Validation of Revised FIGO Staging Classification for Cancer of the Ovary, Fallopian Tube, and Peritoneum Based on a Single Histological Type

Objective: This study aimed to evaluate the prognostic significance of revised International Federation of Gynecology and Obstetrics (FIGO(2013)) staging classification for cancer of the ovary, fallopian tube, and peritoneum in patients exhibiting high-grade serous histology. Methods: Clinical records of patients with high-grade serous carcinoma who underwent primary surgery between 2007 and 2012 were reviewed retrospectively. Patients were reclassified according to the FIGO(2013) criteria. Progression-free survival (PFS) and overall survival (OS) were calculated for each stage using Kaplan-Meier estimates and compared with the log-rank test. Results: In total, 125 patients were included in the analysis. The distribution of the study cohort according to the revised classification was as follows; stage I, 6 patients; stage II, 9 patients; stage III, 85 patients; and stage IV, 25 patients. Median follow-up time was 36 months (95% confidence interval [CI], 3-110). The median PFS and OS were 14 months (95% CI, 12.4-15.6) and 60 months (95% CI, 47.0-72.9), respectively. Both PFS and OS were significantly different among stages I, II, III, and IV (P < 0.01). Subgroup analyses for stage III disease also revealed significant differences in survival.

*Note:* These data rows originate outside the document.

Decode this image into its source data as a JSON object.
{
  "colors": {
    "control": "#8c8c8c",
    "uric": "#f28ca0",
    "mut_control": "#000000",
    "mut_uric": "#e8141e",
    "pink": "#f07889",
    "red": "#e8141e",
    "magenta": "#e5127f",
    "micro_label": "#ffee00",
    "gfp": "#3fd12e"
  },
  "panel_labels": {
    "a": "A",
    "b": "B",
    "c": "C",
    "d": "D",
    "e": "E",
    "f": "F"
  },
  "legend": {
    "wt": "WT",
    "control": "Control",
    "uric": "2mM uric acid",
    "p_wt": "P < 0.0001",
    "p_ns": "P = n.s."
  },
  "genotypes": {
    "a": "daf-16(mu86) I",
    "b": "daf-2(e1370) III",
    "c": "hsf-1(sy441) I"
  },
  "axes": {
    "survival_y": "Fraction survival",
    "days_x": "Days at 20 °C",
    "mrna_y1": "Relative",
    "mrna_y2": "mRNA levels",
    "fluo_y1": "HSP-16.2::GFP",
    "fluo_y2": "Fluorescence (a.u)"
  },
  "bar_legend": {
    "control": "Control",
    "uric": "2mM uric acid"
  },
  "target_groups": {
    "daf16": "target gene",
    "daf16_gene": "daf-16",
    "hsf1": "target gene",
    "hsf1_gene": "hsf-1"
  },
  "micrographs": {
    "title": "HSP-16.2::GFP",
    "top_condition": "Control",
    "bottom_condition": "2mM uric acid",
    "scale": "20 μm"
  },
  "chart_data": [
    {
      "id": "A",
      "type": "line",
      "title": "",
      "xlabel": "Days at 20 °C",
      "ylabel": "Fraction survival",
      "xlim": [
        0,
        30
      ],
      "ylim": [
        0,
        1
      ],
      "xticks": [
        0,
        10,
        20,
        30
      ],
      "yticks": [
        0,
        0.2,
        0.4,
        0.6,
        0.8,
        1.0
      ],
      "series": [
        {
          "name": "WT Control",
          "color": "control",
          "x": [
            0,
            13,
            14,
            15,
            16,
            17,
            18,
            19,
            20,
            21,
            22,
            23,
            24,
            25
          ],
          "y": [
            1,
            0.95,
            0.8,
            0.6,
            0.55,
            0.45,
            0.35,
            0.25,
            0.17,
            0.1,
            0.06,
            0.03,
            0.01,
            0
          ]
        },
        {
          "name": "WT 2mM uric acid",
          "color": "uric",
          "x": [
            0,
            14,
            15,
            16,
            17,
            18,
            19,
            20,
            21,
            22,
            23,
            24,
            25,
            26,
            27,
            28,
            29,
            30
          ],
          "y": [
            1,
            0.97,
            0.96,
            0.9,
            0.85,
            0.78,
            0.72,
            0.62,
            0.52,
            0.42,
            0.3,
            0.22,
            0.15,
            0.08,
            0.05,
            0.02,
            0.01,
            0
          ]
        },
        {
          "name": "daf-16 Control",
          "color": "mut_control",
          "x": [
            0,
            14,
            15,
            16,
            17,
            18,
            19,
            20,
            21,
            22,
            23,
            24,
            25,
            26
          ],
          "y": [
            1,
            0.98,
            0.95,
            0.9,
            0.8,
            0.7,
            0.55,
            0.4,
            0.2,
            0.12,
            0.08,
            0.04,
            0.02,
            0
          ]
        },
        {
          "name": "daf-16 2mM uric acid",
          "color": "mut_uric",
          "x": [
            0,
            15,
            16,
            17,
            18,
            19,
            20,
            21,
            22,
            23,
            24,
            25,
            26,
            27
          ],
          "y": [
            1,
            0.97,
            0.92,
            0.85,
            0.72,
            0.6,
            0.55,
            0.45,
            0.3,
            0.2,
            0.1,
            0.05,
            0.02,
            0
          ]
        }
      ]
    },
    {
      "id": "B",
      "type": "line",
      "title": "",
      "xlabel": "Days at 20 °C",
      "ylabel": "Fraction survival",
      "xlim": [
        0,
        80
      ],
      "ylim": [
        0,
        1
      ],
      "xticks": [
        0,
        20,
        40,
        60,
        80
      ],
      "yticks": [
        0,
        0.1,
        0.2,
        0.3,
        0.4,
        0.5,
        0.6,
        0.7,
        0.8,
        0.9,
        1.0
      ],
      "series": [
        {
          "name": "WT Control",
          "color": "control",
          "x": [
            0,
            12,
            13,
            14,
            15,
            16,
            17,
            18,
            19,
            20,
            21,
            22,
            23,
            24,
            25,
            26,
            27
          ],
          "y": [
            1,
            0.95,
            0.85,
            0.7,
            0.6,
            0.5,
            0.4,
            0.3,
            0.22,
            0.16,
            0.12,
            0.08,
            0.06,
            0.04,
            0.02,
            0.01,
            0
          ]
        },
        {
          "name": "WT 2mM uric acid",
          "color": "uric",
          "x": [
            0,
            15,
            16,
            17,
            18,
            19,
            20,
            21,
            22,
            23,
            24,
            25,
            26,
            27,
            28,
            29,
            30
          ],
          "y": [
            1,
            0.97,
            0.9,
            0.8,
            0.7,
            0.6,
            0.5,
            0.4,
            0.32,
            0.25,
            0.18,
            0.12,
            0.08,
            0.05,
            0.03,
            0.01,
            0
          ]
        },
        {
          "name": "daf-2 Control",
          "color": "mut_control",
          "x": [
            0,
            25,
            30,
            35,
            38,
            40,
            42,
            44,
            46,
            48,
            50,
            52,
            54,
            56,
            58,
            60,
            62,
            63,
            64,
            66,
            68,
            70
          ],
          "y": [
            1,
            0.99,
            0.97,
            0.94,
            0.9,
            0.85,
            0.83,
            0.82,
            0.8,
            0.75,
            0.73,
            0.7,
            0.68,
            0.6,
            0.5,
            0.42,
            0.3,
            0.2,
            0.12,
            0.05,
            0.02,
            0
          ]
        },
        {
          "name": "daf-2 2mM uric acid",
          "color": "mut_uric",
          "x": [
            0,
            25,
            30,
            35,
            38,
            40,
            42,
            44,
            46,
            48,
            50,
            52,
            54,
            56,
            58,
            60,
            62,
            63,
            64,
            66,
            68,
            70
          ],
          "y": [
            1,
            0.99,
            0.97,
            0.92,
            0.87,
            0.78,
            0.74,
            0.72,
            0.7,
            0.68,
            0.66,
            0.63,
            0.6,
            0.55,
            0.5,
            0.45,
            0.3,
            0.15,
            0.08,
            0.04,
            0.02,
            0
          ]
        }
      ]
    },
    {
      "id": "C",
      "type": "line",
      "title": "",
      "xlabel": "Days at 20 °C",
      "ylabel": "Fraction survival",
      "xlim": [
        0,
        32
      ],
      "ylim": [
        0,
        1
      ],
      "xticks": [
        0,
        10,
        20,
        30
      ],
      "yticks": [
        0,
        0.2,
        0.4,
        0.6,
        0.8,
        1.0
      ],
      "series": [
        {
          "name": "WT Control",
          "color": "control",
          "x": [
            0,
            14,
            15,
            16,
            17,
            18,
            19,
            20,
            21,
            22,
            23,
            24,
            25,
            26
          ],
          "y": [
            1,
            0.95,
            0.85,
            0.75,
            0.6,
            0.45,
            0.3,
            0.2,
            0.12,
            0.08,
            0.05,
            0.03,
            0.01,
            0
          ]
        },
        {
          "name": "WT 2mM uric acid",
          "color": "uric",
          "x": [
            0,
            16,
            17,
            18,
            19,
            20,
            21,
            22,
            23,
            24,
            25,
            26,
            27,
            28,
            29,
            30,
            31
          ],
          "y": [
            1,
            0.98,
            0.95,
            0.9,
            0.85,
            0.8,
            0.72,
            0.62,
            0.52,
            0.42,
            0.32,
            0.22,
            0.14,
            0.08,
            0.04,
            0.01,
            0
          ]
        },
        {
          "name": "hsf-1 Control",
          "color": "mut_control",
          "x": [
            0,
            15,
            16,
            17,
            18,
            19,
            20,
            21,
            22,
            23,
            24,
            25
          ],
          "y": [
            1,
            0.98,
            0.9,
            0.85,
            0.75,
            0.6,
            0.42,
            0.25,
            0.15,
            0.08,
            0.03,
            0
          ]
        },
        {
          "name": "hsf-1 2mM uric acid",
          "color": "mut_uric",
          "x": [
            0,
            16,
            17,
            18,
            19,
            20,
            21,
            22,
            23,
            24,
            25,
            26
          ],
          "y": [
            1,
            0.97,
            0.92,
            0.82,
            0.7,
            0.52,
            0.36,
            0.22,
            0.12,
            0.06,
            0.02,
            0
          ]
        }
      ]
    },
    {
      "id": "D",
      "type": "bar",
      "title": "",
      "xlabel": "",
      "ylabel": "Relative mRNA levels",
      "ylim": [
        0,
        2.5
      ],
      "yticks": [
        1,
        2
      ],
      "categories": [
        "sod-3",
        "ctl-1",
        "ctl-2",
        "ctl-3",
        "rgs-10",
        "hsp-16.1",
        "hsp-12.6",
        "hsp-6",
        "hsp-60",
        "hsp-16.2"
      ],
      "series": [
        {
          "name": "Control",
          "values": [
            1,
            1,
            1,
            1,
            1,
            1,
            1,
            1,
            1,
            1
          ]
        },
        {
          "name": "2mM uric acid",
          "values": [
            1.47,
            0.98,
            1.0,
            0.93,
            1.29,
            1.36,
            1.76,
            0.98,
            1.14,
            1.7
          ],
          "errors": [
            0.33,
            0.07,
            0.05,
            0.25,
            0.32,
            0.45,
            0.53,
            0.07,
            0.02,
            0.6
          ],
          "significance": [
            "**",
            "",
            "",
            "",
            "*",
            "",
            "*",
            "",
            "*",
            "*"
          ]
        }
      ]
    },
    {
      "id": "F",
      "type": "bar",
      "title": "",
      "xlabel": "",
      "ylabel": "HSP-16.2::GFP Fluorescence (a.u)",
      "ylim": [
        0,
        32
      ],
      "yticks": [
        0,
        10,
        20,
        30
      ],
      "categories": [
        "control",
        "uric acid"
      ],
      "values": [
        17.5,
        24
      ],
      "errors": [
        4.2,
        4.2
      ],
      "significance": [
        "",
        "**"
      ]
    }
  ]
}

The median PFS for stages IIIA1, IIIB, and IIIC was 56, 46, and 16 months, respectively (P < 0.01), and the median OS was 104, 95, and 60 months, respectively (P = 0.03). The outcomes of patients with stage IV disease differed slightly but nonsignificantly according to new substages. The median PFS for stages IVA and IVB was 12 and 6 months, respectively (hazard ratio, 1.16; 95% CI, 0.48-2.79; P = 0.72), and the median OS was 41 and 24 months, respectively (hazard ratio, 1.62; 95% CI, 0.58-4.55; P = 0.35). The study sample was insufficient in size for subgroup analyses in stages I and II. Conclusions: The revised FIGO(2013) staging system is highly prognostic for discriminating outcomes of patients with high-grade serous carcinoma across stages I to IV, in subgroups of stage III, but not in subgroups of stage IV.